From Chicken Soup for the Mother's Soul 2

A Sweet Lesson

The mother’s heart is the child’s schoolroom.

Henry Ward Beecher

My father loved honeybees. When a wild honeybee came buzzing around, Dad would stop whatever he was doing and wait for the bee to get its fill of nectar. As soon as it was full, it would take off as straight as an arrow to its hive in the woods. Our father would then set off after it. Even if he lost sight of it, he could approximate where it would end up because honeybees don’t waver from a straight beeline when they go home.

Whenever Dad found a hollow tree with a swarm of bees in it, he’d visit the landowner and get permission to cut the tree. Dad always gave the owner all the honey in exchange for the bees. That was how he built up a large apiary, which eventually provided a major portion of our family income.

A hive of honeybees could die of starvation during the winter if its supply of honey gave out before the flowers were in bloom. Beekeepers routinely helped their bees survive the cold months by feeding them syrup made from sugar and water.

During World War I, our nation had a severe sugar shortage. The government rationed sugar, along with many other things. This created a great demand for honey as a substitute. Because of this need for honey, beekeepers were given an extra ration of sugar to keep their bees alive through the winter. We kept our government allotment in a barrel in our summer kitchen. We kids knew that it was to be used strictly for feeding the bees.

Because of these shortages our country suffered during World War I, it was often difficult for mothers to cook good meals for their families. It was especially a struggle when company came to visit.

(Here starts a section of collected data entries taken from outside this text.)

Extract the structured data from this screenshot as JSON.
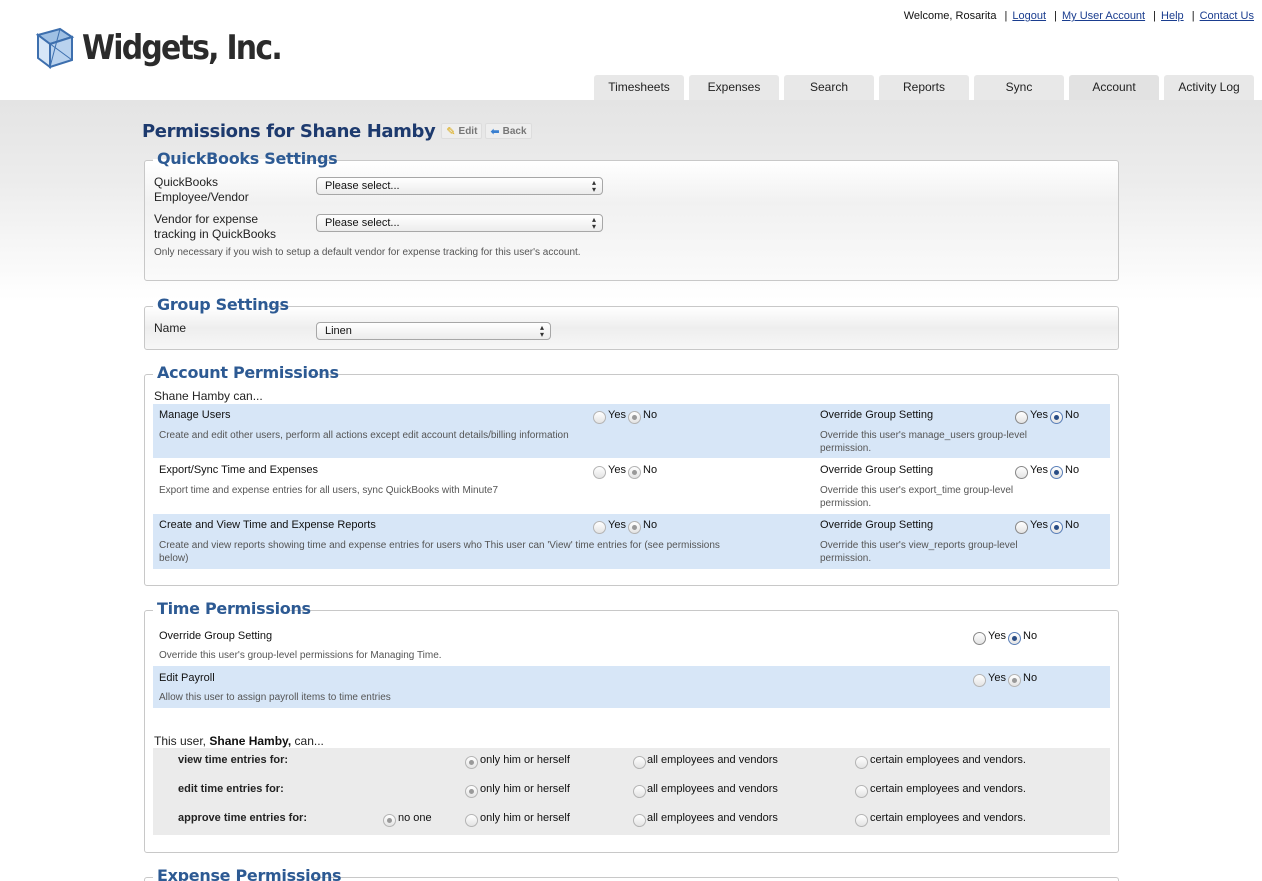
{
  "header": {
    "brand": "Widgets, Inc.",
    "welcome": "Welcome, Rosarita",
    "links": [
      "Logout",
      "My User Account",
      "Help",
      "Contact Us"
    ],
    "tabs": [
      "Timesheets",
      "Expenses",
      "Search",
      "Reports",
      "Sync",
      "Account",
      "Activity Log"
    ],
    "active_tab": "Account"
  },
  "page": {
    "title": "Permissions for Shane Hamby",
    "edit_label": "Edit",
    "back_label": "Back"
  },
  "quickbooks": {
    "legend": "QuickBooks Settings",
    "employee_label_1": "QuickBooks",
    "employee_label_2": "Employee/Vendor",
    "employee_value": "Please select...",
    "vendor_label_1": "Vendor for expense",
    "vendor_label_2": "tracking in QuickBooks",
    "vendor_value": "Please select...",
    "hint": "Only necessary if you wish to setup a default vendor for expense tracking for this user's account."
  },
  "group": {
    "legend": "Group Settings",
    "name_label": "Name",
    "name_value": "Linen"
  },
  "account": {
    "legend": "Account Permissions",
    "intro": "Shane Hamby can...",
    "yes": "Yes",
    "no": "No",
    "override_title": "Override Group Setting",
    "rows": [
      {
        "title": "Manage Users",
        "desc": "Create and edit other users, perform all actions except edit account details/billing information",
        "override_desc_1": "Override this user's manage_users group-level",
        "override_desc_2": "permission."
      },
      {
        "title": "Export/Sync Time and Expenses",
        "desc": "Export time and expense entries for all users, sync QuickBooks with Minute7",
        "override_desc_1": "Override this user's export_time group-level",
        "override_desc_2": "permission."
      },
      {
        "title": "Create and View Time and Expense Reports",
        "desc_1": "Create and view reports showing time and expense entries for users who This user can 'View' time entries for (see permissions",
        "desc_2": "below)",
        "override_desc_1": "Override this user's view_reports group-level",
        "override_desc_2": "permission."
      }
    ]
  },
  "time": {
    "legend": "Time Permissions",
    "yes": "Yes",
    "no": "No",
    "override": {
      "title": "Override Group Setting",
      "desc": "Override this user's group-level permissions for Managing Time."
    },
    "payroll": {
      "title": "Edit Payroll",
      "desc": "Allow this user to assign payroll items to time entries"
    },
    "user_intro_pre": "This user,",
    "user_intro_name": "Shane Hamby,",
    "user_intro_post": "can...",
    "view_label": "view time entries for:",
    "edit_label": "edit time entries for:",
    "approve_label": "approve time entries for:",
    "opt_none": "no one",
    "opt_self": "only him or herself",
    "opt_all": "all employees and vendors",
    "opt_certain": "certain employees and vendors."
  },
  "expense": {
    "legend": "Expense Permissions"
  }
}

One day we received word that some favorite relatives, who lived several miles away, would be coming to visit the next day. We were so excited. Mom started to plan the dinner she would prepare for their visit. Wistfully she said, “Oh, how I wish I could bake a cake!” She prided herself on her beautiful cakes. However, our small ration of sugar for the family had already been consumed, so cake baking was impossible.

Of course we children wanted that cake as badly as she did! We begged her to take enough sugar from Dad’s bee ration to make it. We argued that there was no way the government would know about it. Finally, she gave in. She went outside to the barrel of sugar in the summer kitchen and used it to make her delicious yellow cake recipe. It took skill to bake a perfect cake in a wood-fired oven, but our mother could do it. When she finished decorating it with her special meringue icing, we were so proud to serve it to our guests.

A few days later it was time for our family of seven to receive our monthly allotment of sugar. Dad went to the grocery store to buy it. The grocer put it in a tiny brown bag and tied it securely. When Dad got home he sat it on our table.

Mom looked at that package for a moment. Then she got out the utensil she’d used for measuring the sugar for the cake. As we children looked on in awe and disbelief, she measured out exactly the same amount that she’d used. Then we solemnly followed behind her as she went out to the bee sugar barrel and poured it in.

The scanty amount left at the bottom of the small paper bag was meager for a family of seven, but still it had to suffice for our month’s family ration. Quite a sobering thought for a small child who loved sweets. Mom made no fuss over it. No fanfare. She didn’t preach to us about honesty. It was just a natural action on her part, in keeping with the integrity with which my father and she lived their lives.

I’m ninety-two years old now. It’s been a long time since I was a small child standing on tiptoes peering over my mother’s kitchen table. Many things have changed in my lifetime. I still make a cake when company comes to visit, but I bake from a mix now because I can’t stand up as long as I used to. I no longer have to use a wood stove. There is certainly no shortage of sugar in our country.

But some things should never change. And so I have told this story about my mother’s unconditional honesty many times to my children and grandchildren and even to my great-grandchildren. Mom was like those honeybees my dad loved to follow. You could always count on her making an honest path through life, a beeline straight as an arrow. Because of that, she quietly shaped four generations of our family’s conscience.